そんな趣味ともいえない行為だから、やった数を数えたりとか、いつからやったか覚えてたりとかもしない。
ふと、そういうものを趣味と呼ぶのかもしれない、なんてことを思って。
そのとき、遠くの方にとぼとぼと歩く影が見えた。
目を凝らしてみると、どうやら見知った顔らしい。
自転車をそのまま走らせると、あちらも気づいたのか、手をふってきた。
おれは片側のペダルから足を離して、尻をすこしサドルからずらす。
そしてもう片側のペダルに体重を任せた。傾く自転車全体はハンドルと重心で制御する。
こうすれば、乗ったまま減速する必要がないからな。
減速したらすぐ降りた。
「こんばんは、ヒフミちゃん」
そう声をかけると、阿慈谷ヒフミはやはり美少女的な笑顔と仕草に声で、「こんばんは、XXちゃん」といった。ふむ、けれど、なにやらやや疲れた笑顔……
背中のほうをみると、いつものリュックサックが大きく膨らんでいて、そのチャックは半開きになって、中から飛び出すおおきなぬいぐるみを咥えていた。
どうやらいつものグッズ収集で、帰りが遅くなったらしいな、などと思う。
おれは少し笑って、
「なにやらお疲れのようだし、ちょっと乗ってく?」
といった。
するとヒフミはなにやら驚いた様子で、「いいんですか?」と聞いてきた。
不思議そうな表情を疑問に思いながら、「もちろん」と答えると、「じゃ、じゃあ、お言葉に甘えて……」
そして彼女は自転車の後ろ側、荷台にまたがった。
おれはヒフミの寮のほうに自転車を動かし、こぎ出す。
トリニティ地区は広いし、寮はいくつもある。ちゃんと覚えていてよかったな、なんてことを思った。

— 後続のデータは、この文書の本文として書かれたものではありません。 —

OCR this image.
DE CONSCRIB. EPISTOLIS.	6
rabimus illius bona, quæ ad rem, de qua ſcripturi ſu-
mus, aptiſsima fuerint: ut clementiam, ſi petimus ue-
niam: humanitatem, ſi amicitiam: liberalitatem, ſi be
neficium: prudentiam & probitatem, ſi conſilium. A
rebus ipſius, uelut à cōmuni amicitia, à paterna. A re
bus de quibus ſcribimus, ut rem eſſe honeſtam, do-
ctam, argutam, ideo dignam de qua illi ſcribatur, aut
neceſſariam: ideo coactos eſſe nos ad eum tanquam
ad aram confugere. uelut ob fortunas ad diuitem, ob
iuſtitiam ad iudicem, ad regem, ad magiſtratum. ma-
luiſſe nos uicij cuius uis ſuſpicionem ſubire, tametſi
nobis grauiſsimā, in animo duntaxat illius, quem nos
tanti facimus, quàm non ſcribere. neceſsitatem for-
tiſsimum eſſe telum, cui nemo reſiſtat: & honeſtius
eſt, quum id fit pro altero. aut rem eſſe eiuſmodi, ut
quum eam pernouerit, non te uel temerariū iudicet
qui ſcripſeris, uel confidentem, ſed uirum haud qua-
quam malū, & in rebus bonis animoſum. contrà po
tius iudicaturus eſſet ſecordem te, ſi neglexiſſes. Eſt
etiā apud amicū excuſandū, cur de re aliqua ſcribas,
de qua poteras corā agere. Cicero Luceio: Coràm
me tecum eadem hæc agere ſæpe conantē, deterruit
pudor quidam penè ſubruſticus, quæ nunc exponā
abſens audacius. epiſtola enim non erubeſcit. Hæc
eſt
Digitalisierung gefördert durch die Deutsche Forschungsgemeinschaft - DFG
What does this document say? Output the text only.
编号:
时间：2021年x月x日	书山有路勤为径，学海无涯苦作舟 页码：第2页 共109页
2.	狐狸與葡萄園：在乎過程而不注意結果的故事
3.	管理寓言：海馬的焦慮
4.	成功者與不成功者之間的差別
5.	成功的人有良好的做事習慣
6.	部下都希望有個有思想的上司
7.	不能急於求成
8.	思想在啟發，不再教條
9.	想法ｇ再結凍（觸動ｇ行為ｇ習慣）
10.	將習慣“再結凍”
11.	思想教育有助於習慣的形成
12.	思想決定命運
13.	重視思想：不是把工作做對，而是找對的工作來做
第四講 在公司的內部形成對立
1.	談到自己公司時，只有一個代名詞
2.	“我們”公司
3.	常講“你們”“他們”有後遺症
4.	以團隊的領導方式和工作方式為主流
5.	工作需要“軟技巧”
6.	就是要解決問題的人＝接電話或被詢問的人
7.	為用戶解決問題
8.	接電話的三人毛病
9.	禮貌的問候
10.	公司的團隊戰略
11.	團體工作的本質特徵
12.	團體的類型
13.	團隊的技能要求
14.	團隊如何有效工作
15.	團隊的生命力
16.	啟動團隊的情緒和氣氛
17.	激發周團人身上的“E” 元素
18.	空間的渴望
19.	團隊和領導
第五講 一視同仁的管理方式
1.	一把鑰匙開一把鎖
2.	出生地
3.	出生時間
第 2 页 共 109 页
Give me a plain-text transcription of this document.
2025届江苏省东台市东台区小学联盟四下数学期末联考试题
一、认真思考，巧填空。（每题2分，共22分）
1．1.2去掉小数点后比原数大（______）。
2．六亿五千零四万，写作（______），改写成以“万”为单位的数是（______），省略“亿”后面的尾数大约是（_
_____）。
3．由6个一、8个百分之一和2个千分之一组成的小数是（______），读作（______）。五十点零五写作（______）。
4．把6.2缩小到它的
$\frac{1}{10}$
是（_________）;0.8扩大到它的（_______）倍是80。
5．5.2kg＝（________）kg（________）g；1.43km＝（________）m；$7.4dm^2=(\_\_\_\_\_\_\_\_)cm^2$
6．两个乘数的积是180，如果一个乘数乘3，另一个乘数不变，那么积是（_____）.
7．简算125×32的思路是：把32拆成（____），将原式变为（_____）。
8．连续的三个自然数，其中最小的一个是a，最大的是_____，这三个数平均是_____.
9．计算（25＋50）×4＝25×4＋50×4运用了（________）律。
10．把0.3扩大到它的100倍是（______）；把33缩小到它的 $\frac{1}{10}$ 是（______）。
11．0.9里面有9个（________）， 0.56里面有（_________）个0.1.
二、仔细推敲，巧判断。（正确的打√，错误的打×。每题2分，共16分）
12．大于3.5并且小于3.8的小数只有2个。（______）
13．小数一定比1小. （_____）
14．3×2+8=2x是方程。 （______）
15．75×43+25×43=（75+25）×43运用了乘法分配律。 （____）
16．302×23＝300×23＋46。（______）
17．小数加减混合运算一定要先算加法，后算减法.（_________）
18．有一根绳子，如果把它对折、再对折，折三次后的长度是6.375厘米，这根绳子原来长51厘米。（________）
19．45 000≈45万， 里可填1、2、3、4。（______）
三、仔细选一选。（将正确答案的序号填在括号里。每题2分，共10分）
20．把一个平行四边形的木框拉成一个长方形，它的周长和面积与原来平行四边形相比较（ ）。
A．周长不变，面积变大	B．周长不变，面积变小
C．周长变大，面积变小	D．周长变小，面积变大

しばしの無言。すこし涼し気な風とともに風景が流れていく。
腰に回されたヒフミの両手の暖かさを感じていると、声がした。
「XXちゃんは、ええと……よくこうして散歩してるんですか?」
「散歩、か……たしかに言われてみれば、散歩かもね」
おれは少し考える。
「なんとなくやってるんだけど、振り返ってみると、結構長くやってるし」
するとヒフミは、「少し意外かも」という。おれはつい、「意外?」と聞き返した。
「うん。……なんとなくだけどね、XXちゃんは……同じ帰宅部でも、忙しそうなイメージがあったから」
「そんなことないよ、いつも帰ってからは、だいたい暇」
「そうなんですか?」
「そうだよ……予定はあんまり入れないけどね」
おれはぼんやりと前のほうを眺めながら、ペダルをこぎ続ける。
トリニティの街並みは夜でも明るいほうだ。ひとがいなくても街灯がついているから。
ヒフミの寮があるほうに近づくにつれて、より整備されていくから、だんだんとさらに明るくなってきた。
相変わらず、音は少ないけれど。
「……」
ヒフミが少し、おれの服を強く握ったのを感じたから、おれはなるべく優しく「どうしたの」と問いかけた。
少しの間のあと、ヒフミはいった。
「XXちゃんと、もっと仲良くなろうって思ったんです」
おれはなんとなく、笑った。
「そっか」
やがてヒフミの寮について、おれたちは別れた。
自転車をおれの家に向かってこぎ出す。
街並みはだんだんと暗くなっていく。
白く照らされていた地面は灰色に。壁は薄闇に、地面は黒く。
夜闇は変わらないけれど、街灯とか、そういう明かりが少なくなっていくから。
けれど音の少なさは変わらなくて、聞こえるのはおれの自転車のたてる音くらいだ。
ふと、今日はなんだかぼんやりしているなあ、と思った。
ちょっと気を張らな過ぎたかな……
おれはすこしだけ、考えて……
「まあいっか」
声に出した。
なんだか気が楽になったから、立ちこぎなんてしてみる。
速度がぐんと増して、風が強く頬を撫でた。
一気に書き上げた。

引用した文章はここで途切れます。